Bien entendu les candidats se sont lancés depuis un certain temps dans la pré-campagne. Elle est bien entendu politique mais elle devra être aussi et surtout économique. Et la perte, prévisible, du Triple A par Standard and Poor's va quelque peu changer la donne à cet égard. De toute évidence le combat sera rude, très rude. On annonce cette campagne 2012 comme l'une des plus dures depuis des décennies. On peut constater, en le regrettant, que dès avant d'afficher leur programme, les candidats (déclarés ou non) s'invectivent déjà. "Casse toi pauv'con / sale mec. Un partout. Fin de partie" constatait D. de Villepin.

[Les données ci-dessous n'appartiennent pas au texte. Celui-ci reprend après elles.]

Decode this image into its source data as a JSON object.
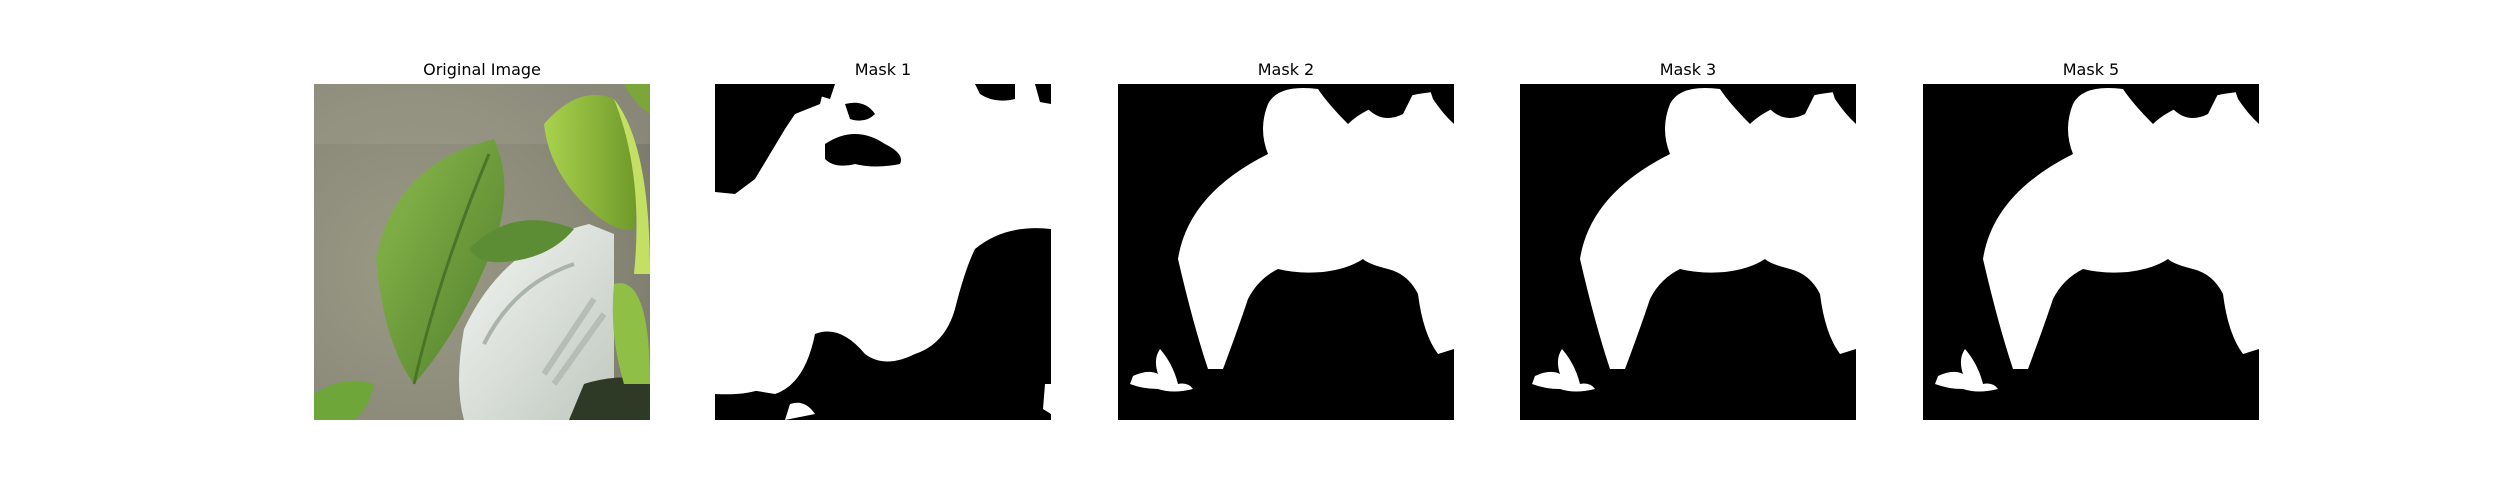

Se pose tout de même, de façon récurrente avant chaque élection, une question au fur et à mesure que l'échéance approche. Quid du président de la République en fonction ? Tant qu'il ne s'est pas officiellement déclaré, il est aux affaires mais on peut considérer qu'il peut aussi se servir de l'Elysée comme d'une base arrière. Quid de ses déclarations et voyages ici ou la (temps de parole, financement,...) ? Une fois qu'il est candidat (depuis F. Mitterrand c'est fin février début mars), sa légitimité, notamment au niveau internationale, nous parait sujette à caution. Le candidat prend immanquablement le pas sur le président, c'est la mauvaise loi du genre depuis des décennies. Et 2012 ne dérogera pas, bien au contraire !...

Nous pensons qu'une révision constitutionnelle s'impose. Elle prévoirait que dès l'instant où le président en fonction déclare sa candidature, il doit être mis en situation d'intérim (par un vote du Congrès du Parlement par exemple). Et c'est donc le président du Sénat qui officie. Cela éviterait un mélange des genres nuisible à la gouvernance du pays.

par Raphael PIASTRA, Maitre de Conférences en Droit Public à l'Université d'Auvergne.